Background: Human health is dependent upon environmental health. Air pollution is a leading cause of morbidity and mortality globally, and climate change has been identified as the single greatest public health threat of the 21st century. As a large, resource-intensive sector of the Canadian economy, healthcare itself contributes to pollutant emissions, both directly from facility and vehicle emissions and indirectly through the purchase of emissions-intensive goods and services. Together these are termed life cycle emissions. Here, we estimate the extent of healthcare-associated life cycle emissions as well as the public health damages they cause.

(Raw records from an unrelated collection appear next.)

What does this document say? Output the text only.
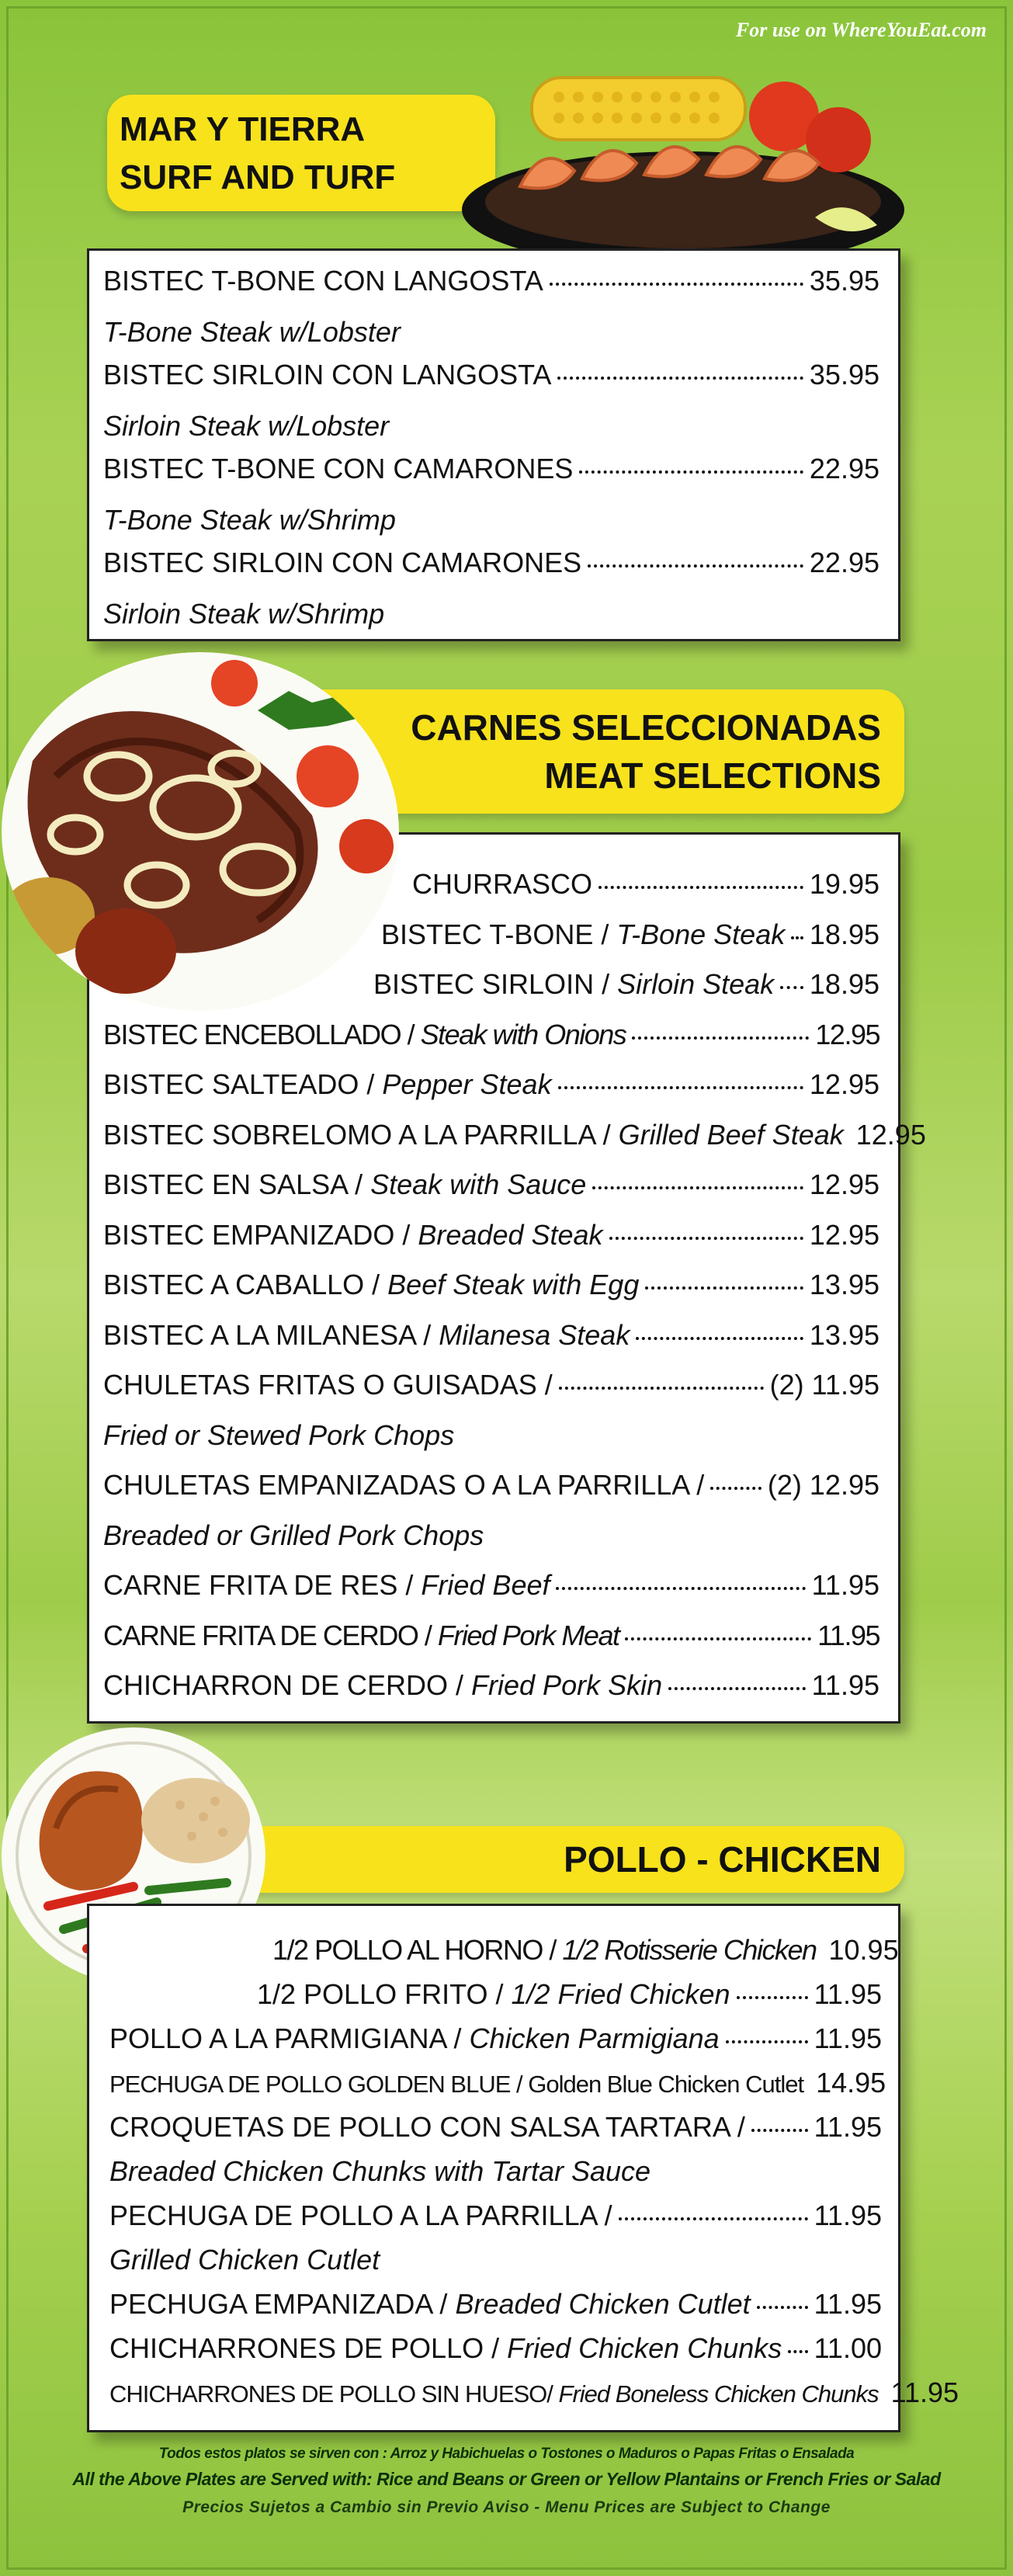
For use on WhereYouEat.com
MAR Y TIERRA
SURF AND TURF
BISTEC T-BONE CON LANGOSTA	35.95
T-Bone Steak w/Lobster
BISTEC SIRLOIN CON LANGOSTA	35.95
Sirloin Steak w/Lobster
BISTEC T-BONE CON CAMARONES	22.95
T-Bone Steak w/Shrimp
BISTEC SIRLOIN CON CAMARONES	22.95
Sirloin Steak w/Shrimp
CARNES SELECCIONADAS
MEAT SELECTIONS
CHURRASCO	19.95
BISTEC T-BONE / T-Bone Steak 18.95
BISTEC SIRLOIN / Sirloin Steak 18.95
BISTEC ENCEBOLLADO / Steak with Onions	12.95
BISTEC SALTEADO / Pepper Steak	12.95
BISTEC SOBRELOMO A LA PARRILLA / Grilled Beef Steak 12.95
BISTEC EN SALSA / Steak with Sauce	12.95
BISTEC EMPANIZADO / Breaded Steak	12.95
BISTEC A CABALLO / Beef Steak with Egg	13.95
BISTEC A LA MILANESA / Milanesa Steak	13.95
CHULETAS FRITAS O GUISADAS /	(2) 11.95
Fried or Stewed Pork Chops
CHULETAS EMPANIZADAS O A LA PARRILLA / (2) 12.95
Breaded or Grilled Pork Chops
CARNE FRITA DE RES / Fried Beef	11.95
CARNE FRITA DE CERDO / Fried Pork Meat	11.95
CHICHARRON DE CERDO / Fried Pork Skin	11.95
POLLO - CHICKEN
1/2 POLLO AL HORNO / 1/2 Rotisserie Chicken 10.95
1/2 POLLO FRITO / 1/2 Fried Chicken	11.95
POLLO A LA PARMIGIANA / Chicken Parmigiana	11.95
PECHUGA DE POLLO GOLDEN BLUE / Golden Blue Chicken Cutlet 14.95
CROQUETAS DE POLLO CON SALSA TARTARA / 11.95
Breaded Chicken Chunks with Tartar Sauce
PECHUGA DE POLLO A LA PARRILLA /	11.95
Grilled Chicken Cutlet
PECHUGA EMPANIZADA / Breaded Chicken Cutlet 11.95
CHICHARRONES DE POLLO / Fried Chicken Chunks 11.00
CHICHARRONES DE POLLO SIN HUESO/ Fried Boneless Chicken Chunks 11.95
Todos estos platos se sirven con : Arroz y Habichuelas o Tostones o Maduros o Papas Fritas o Ensalada
All the Above Plates are Served with: Rice and Beans or Green or Yellow Plantains or French Fries or Salad
Precios Sujetos a Cambio sin Previo Aviso - Menu Prices are Subject to Change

Methods and findings: We use a linked economic-environmental-epidemiological modeling framework to quantify pollutant emissions and their implications for public health, based on Canadian national healthcare expenditures over the period 2009-2015. Expenditures gathered by the Canadian Institute for Health Information (CIHI) are matched to sectors in a national environmentally extended input-output (EEIO) model to estimate emissions of greenhouse gases (GHGs) and >300 other pollutants. Damages to human health are then calculated using the IMPACT2002+ life cycle impact assessment model, considering uncertainty in the damage factors used. On a life cycle basis, Canada's healthcare system was responsible for 33 million tonnes of carbon dioxide equivalents (CO2e), or 4.6% of the national total, as well as >200,000 tonnes of other pollutants. We link these emissions to a median estimate of 23,000 disability-adjusted life years (DALYs) lost annually from direct exposures to hazardous pollutants and from environmental changes caused by pollution, with an uncertainty range of 4,500-610,000 DALYs lost annually. A limitation of this national-level study is the use of aggregated data and multiple modeling steps to link healthcare expenditures to emissions to health damages. While informative on a national level, the applicability of these findings to guide decision-making at individual institutions is limited. Uncertainties related to national economic and environmental accounts, model representativeness, and classification of healthcare expenditures are discussed.
Conclusions: Our results for GHG emissions corroborate similar estimates for the United Kingdom, Australia, and the United States, with emissions from hospitals and pharmaceuticals being the most significant expenditure categories. Non-GHG emissions are responsible for the majority of health damages, predominantly related to particulate matter (PM). This work can guide efforts by Canadian healthcare professionals toward more sustainable practices.